Were it not for the genuine belief that there is a better way to live among one another, all hope would have been lost
long ago. There's still this sense that people can be good to one another and care for each other, that they can see
past differences, have families and be free to live one's life.
It is on display when the Israeli and Palestinian activists in Ta'ayush organize demonstrations against the Separation
Wall, when ICAHD rebuilds a house, when Bustans builds medical clinics and organizes human rights observers during the
olive harvest, when the coffee shops of Tel Aviv are filled, where the streets close down on Shabbat so families can
take their afternoon strool, when Adalah is taking a case to the Supreme Court or when the Mossawa Center is lobbying
members of the Knesset.
They are not the ones in power, but they hold the Israeli and Palestinian 'street.' They monitor power for a living by
putting themselves on the front lines.
The political footprint of Ariel Sharon is not too pretty when you look into it too much. To say that many are cynical
about the Ariel Sharon/George W. Bush love-in would be an understatement - they are brothers-in-arms. They are trigger
happy right wing unilateralists not prone to compromise.

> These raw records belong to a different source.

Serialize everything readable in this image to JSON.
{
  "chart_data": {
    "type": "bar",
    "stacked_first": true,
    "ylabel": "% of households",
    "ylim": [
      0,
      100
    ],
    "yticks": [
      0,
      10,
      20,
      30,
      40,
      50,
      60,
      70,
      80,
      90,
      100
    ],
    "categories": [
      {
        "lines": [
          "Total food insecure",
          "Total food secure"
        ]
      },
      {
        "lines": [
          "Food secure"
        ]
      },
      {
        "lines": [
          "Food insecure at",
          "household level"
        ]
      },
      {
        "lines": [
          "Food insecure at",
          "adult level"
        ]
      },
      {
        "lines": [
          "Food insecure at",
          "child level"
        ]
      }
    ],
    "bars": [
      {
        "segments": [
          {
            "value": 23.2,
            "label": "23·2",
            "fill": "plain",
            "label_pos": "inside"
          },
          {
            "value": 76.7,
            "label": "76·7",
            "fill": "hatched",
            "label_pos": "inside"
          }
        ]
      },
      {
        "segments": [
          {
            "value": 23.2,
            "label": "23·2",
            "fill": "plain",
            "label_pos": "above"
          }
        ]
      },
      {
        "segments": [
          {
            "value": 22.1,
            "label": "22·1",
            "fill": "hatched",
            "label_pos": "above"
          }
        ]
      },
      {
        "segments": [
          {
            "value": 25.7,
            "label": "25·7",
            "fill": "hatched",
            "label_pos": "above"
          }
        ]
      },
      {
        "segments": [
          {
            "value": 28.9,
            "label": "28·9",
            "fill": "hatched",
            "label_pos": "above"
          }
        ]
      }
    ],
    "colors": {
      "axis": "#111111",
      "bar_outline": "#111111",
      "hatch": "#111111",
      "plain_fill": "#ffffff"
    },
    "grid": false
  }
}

It is the great irony of the modern age that Ariel Sharon, the 'father' of the settlements, long the political front man
for the settlement lobby and Eretz Yisrael, Greater Israel, is now the poster boy for peace and the unilateral Gaza
withdrawal. Time will tell what his legacy will be.
Where is the Israeli Left in all this? The silence is deafening.
For a just peace in Israel and Palestine, it almost requires a Democratic US President, an Israeli Labour Prime Minister
and a stable Palestinian leadership. None of these factors exist today. So if it happens on their watch, it will be
nothing short of a miracle. But this is the Holy Land, so something may just come of it.
The assertion that when Palestinian violence ends and only when Israeli security is ensured is the point at which
Palestinian self-determination will be considered, needs to be challenged. While there are legitimate concerns, the
clearly disproportionate actions of constructing a Separation Wall, annexing territory, expanding settlements and all
the infrastructure required to resource them is resulting in a situation where even the UN Special Rapporteur for
Palestine is calling the situation in the West Bank as akin to "Apartheid."
At every stage, there is continued control over illegal settlement blocs, movement restrictions for Palestinians and the
maintenance of a weakened Palestinian state with little sovereignty.
Will the Israeli and Palestinian street step up to the table or will they keep taking it on the chin?
The movement towards a just peace will require the application of international law and international pressure,
diplomatic pressure by the EU and the US and for Israelis and Palestinians to engage in mass non-violent resistance
opposing the Occupation. The conditions for a just peace require nothing less.
There must be better way to live together than what's been on offer by the Israeli and Palestinian leadership thus far.